Wanted: 144 golfers who want to stop child trafficking now. On July 18, the nonprofit group of the same name will host its second annual golf tournament at the Golf Club of Oklahoma. The purpose of the tournament is to raise funds for operatives to infiltrate hot spots and the underground world of child sexual exploitations, gather information, and assist law enforcement officials in identifying, building cases against and convicting child predators in Oklahoma.

The operatives are highly trained, retired Navy SEALs, ex-Green Beret and ex-FBI who use the same strategies, principles and intelligence techniques that are used to track international terrorists.  

Although there are many wonderful things about our city, there is also a dark side that cannot be ignored. Jason Weis, who directs the local chapter of Stop Child Trafficking Now (SCTNow), along with his wife Kristin, says Tulsa is one of the most attractive cities in the country for child trafficking and sexual predators, ranked tenth in the nation by the Justice Department.  

Consider the high divorce rate, unemployment rate, gangs, organized crime, illegal immigration, meth labs, number of women incarcerated and the number of children in DHS custody due to substance abuse and domestic violence. Kids involved in any of these situations are considered “at risk” and vulnerable to predators who lure their victims under false pretenses into situations they cannot escape. An easily accessible ­interstate system that connects Tulsa with other major cities serves both commerce and illegal operations.

What makes matters even worse is the child sex industry is known to be low risk, produces high profit and has a big demand. According to Kristin, the numbers they have uncovered are very disturbing. A predator who sells children for pornography or sexual acts makes up to $200,000 a year. The average predator rapes 20 children in their lifetime. The number is closer to 100 for those who prey on boys only. They pay as little as $25 for 15 minutes of sex with a child. For the same money, a four-man team of operatives can be placed in the field to stop them. “This is a call to action,” says Kristin.

SCTNow is working to make Tulsa a model city for the national effort that began in 2008. There are over 260 organizations that focus on rescuing children. But the proactive approach of stopping criminals before they get started is a one-of-a-kind program in the nation. And Tulsa is on the frontlines.

In a newly formed partnership with the Tulsa Police Department and the Tulsa County Sheriff, certain law ­officials have free access to SCTNow’s national predator database. “We work with law enforcement agencies to help and support them,” says Jason.  “We don’t try to do their jobs.”

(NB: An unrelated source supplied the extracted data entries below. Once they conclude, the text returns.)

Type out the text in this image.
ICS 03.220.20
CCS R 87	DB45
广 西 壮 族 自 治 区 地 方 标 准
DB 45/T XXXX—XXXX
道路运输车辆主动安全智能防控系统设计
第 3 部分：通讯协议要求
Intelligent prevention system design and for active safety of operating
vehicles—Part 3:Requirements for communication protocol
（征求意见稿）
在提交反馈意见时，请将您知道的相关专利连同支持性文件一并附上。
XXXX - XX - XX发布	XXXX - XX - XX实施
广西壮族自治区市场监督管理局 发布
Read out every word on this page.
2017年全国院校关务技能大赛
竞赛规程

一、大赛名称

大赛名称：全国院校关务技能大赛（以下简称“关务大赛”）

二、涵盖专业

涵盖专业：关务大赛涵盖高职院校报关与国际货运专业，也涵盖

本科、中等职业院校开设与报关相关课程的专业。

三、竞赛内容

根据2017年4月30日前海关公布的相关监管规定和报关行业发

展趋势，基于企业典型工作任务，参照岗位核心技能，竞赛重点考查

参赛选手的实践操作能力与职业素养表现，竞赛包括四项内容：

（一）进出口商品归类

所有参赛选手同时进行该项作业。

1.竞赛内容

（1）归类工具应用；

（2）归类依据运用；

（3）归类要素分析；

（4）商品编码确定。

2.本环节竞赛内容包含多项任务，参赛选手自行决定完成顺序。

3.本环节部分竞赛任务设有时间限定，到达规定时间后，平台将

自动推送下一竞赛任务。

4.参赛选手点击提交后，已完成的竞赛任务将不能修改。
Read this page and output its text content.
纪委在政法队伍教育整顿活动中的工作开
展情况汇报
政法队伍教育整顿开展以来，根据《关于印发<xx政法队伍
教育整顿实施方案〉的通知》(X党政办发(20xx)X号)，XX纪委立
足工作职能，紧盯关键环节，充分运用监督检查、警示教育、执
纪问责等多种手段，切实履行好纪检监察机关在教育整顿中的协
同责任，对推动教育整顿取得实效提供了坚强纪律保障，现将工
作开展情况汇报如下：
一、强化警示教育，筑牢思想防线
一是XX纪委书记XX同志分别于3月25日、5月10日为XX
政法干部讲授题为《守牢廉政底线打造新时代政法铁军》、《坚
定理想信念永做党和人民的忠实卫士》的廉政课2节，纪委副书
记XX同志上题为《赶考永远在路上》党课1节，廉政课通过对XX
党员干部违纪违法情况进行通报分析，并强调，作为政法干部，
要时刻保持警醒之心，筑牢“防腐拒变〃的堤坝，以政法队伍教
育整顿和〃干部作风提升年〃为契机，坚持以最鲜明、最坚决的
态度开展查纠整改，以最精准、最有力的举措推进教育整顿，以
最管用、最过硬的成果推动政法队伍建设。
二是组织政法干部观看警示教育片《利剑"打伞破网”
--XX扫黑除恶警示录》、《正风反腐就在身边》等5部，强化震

Their database was developed to provide law enforcement a valuable resource in combating child sexual exploitation in their own community. They are currently working with various state, local and federal law enforcement agencies across the U.S. including Homeland Security. They have also recently began working with Facebook to go after child pornography and are beginning a key relationship with Microsoft.

In the near future, they hope to meet with Governor Mary Fallin to discuss how they can help across the state. But they need funds to keep the momentum going. SCTNow gets no tax money. They rely entirely on private donations. The golf tournament at Golf Club of Oklahoma in Broken Arrow is one of their biggest fundraisers.  

The goal for this year’s ­tournament is $50,000. That’s 144 golfers on four-man teams. Thanks to generous corporate supporters, they have a long list of cash prizes and awards. Major sponsorships include QuikTrip, Don Thornton Cadillac, The Vintage Pearl, Dino’s Wheel & Tire, Citadel Intelligence, and Hampton Inn & Suites Tulsa South. There are also many items and gift cards donated for the live auction and silent ­auction the same day.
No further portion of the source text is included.